EDITORIAL: A long way to go


Almost 10 years ago, economist Winnie Monsod told the media that the automation of vote counting and canvassing makes the typical cadena or electoral fraud syndicates “impossible to operate” while “relegating wholesale cheating – the dagdag-bawas operations of the municipal and provincial canvassing level – to the dustbin of history.”

Prior to the automation of elections in the country, sentiments such as Monsod’s were common and reflected a spirit of hope, a general perception of progress in the institutionalization of automated ballot counting. Then National Citizens’ Movement for Free Elections (NAMFREL) chairman Jose Concepcion went so far as to declare, “It is nearly impossible to cheat using computerized vote-counting machines. In a manual environment, cheating can be easily committed, but not in an automated environment.”

The situation during election day, however, suggests that where the integration of precinct count optical scan (PCOS) machines have brought the efficiency of the voting process ways away from the glacial pace of vote counting and canvassing in previous elections, it is not the be-all and end-all of ensuring a fair, free election.

Election watchdog Kontra Daya reports that technical difficulties with the PCOS machines made up 60 percent of poll problems reported. These problems engendered even more problems while opening avenues for others. The Commission on Elections (Comelec) reports that 200 to 300 PCOS machines were defective; the Parish Pastoral Council for Responsible Voting (PPCRV) reports 400. Beyond these claims, the overall experience not only with the genuinely defective machines but also those that merely malfunctioned suggest that the problem with the PCOS machines is not just in their inability to function but in their overall functionality, and ease of use for voters.

In many polling centers, the simple fact of delay in the delivery of PCOS machines or in the vote counting process itself caused disenfranchised voters in the problematic precincts to instead head home and forfeit their votes.Lasallians who volunteered with NAMFREL to monitor four polling centers yesterday reported by independent count as many as 13 malfunctioning machines in the four schools alone, approximately delaying the process for at least 50 precincts.

In addition, precincts with defective and malfunctioning machines, for lack of a better alternative, proceeded with the old method of simply collecting ballot boxes to be delivered either to the local canvassing committees, or locations ordered by less well-intentioned individuals and groups. Case in point, according to the updates of Lasallian NAMFREL poll watchers, a ballot box with votes from seven precincts in a Manila elementary school was ordered to be sent outside Metro Manila for canvassing, separately from other ballot boxes, under the orders of the school’s principal.

Consistently, the poll watchers monitored many other electoral violations in the assigned precincts: sample ballots with shaded candidates, political paraphernalia and blatant vote buying from “poll watchers”, the use of minors in electioneering within precincts and partisan assistants who “guided” voters without official permits, among others.
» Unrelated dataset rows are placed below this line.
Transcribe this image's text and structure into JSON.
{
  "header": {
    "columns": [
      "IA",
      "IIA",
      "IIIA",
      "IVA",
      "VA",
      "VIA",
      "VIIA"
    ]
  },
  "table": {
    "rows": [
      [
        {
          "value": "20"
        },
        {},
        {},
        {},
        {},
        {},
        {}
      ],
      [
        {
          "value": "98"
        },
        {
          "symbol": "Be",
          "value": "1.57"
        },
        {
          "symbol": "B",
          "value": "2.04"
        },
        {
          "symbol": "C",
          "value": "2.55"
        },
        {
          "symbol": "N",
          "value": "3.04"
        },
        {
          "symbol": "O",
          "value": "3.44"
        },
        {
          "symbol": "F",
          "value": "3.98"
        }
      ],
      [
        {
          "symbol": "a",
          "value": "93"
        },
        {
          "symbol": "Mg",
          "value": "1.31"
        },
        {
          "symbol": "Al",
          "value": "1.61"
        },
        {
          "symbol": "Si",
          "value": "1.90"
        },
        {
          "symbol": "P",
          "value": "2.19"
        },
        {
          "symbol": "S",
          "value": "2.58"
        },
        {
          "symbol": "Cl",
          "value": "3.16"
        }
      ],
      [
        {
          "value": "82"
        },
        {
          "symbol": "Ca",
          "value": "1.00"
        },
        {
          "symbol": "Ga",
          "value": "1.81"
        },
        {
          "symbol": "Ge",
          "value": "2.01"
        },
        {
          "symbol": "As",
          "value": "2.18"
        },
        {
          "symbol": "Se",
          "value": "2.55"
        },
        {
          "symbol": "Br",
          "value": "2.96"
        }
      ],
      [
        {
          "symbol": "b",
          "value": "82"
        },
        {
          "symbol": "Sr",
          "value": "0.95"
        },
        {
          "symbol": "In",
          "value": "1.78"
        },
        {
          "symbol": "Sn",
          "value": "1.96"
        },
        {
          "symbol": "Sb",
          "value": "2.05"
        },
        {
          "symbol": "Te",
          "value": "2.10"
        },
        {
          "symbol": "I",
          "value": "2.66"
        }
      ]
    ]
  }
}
Despite statements from the PNP that the elections are ‘peaceful’, outside Metro Manila, electoral violence remains the norm, both during the campaign period and election day, which became particularly bloody in Sulu, Maguindanao and parts of Luzon. PNP figures cite 46 deaths during the entire period, and 72 reported incidents of electoral violence, 104 less than in 2010.

All these in mind, enforcement of Comelec policy remained the biggest problem, not quite differently from the pre-automation period. Where the Philippines is finally on track in working out its automated elections system, and PCOS machines have greatly expedited the counting and canvassing process, election monitoring groups and the Comelec still have a lot of work to do in terms of addressing the bigger problems that hinder the conduct of truly democratic voting.

With the next presidential elections only three years away, Comelec has to keep in mind that despite hopeful forecasts of automation 10 years ago, the cadenas have adapted and are still operating, and that the PCOS machines have not yet truly eradicated wholesale electoral fraud. Evaluating policies based on this year’s reports is a response, but is only one aspect of removing the impediments to a democratic election, just like automation is merely an important aspect of enabling that democratic environment. Electoral reform does not end with evaluation or automation: it ends, ultimately, in enforcement and vigilant action.

Even though this action, being more vigilant and critical of the flaws in the electoral system, holds governing authorities accountable and challenges them to be more capable of responsive execution, it is still not enough to vindicate electoral fraud and other obstructions to the basic exercise of voters’ political right. At the end of the day, people are not aware of how extensive the operation has been done, and why anomalies occur in the first place, even if voters’ education does happen.

Action is not confined to policymakers and electoral watchdogs that are themselves susceptible to organizational weaknesses, such as the conduct of abundant voters’ education campaigns that might be lacking effectiveness, or operation that might be logistically unsound and cannot be supported by adequately planned contingencies or sufficient government capital. Citizens then have to express the wrongs, and the vigilant action that falls to every voter and capable citizen to voice out what went wrong and how, in their precincts and their communities, and speak the truth to power, either online, or by themselves becoming part of election monitoring groups and organizations, instead of letting both the formal institutions and the stronger informal groups impede their right to a fair and free election.